According to Dainik Bhaskar, AAP leader Sanjay Singh has alleged large-scale corruption in the procurement of medicines and medical supplies under the BJP-led Delhi government, claiming irregularities totalling ₹650 crore since BJP took charge after the February 2025 assembly elections.
Why is AAP demanding an ED investigation instead of a CBI probe?
By specifically naming the ED — the agency that arrested multiple AAP leaders during the excise policy case — AAP is creating a political test: if the ED acts, BJP is embarrassed by its own enforcement arm; if it does not, AAP can claim the agency is politically selective and was never about justice.
Has the BJP responded to the drug scam allegations?

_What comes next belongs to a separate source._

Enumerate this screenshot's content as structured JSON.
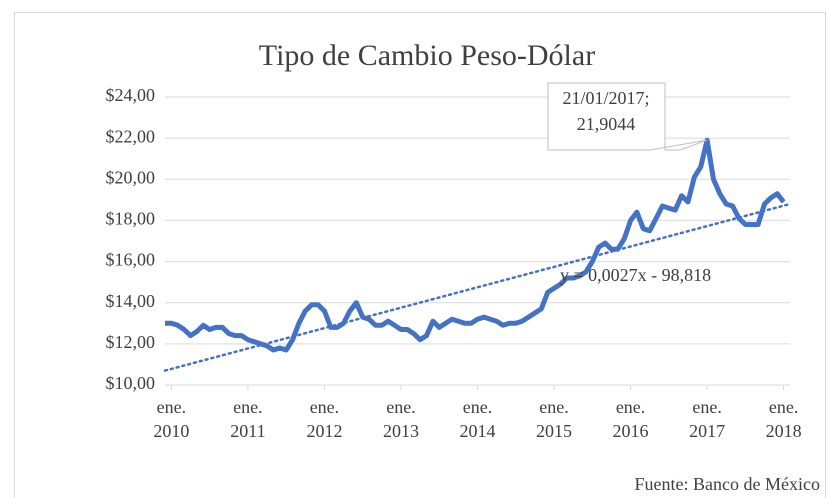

As of this report, CM Rekha Gupta and the BJP's Delhi unit had not issued a detailed response to the specific procurement allegations. BJP has previously dismissed AAP's charges as diversionary tactics.
How does this relate to the AAP liquor scam case?
The excise policy (liquor scam) case saw ED arrest AAP leaders including Arvind Kejriwal and Manish Sisodia, significantly damaging AAP before the 2025 Delhi elections. AAP is now attempting to reverse that dynamic by demanding the same agency investigate BJP, creating a narrative of institutional double standards.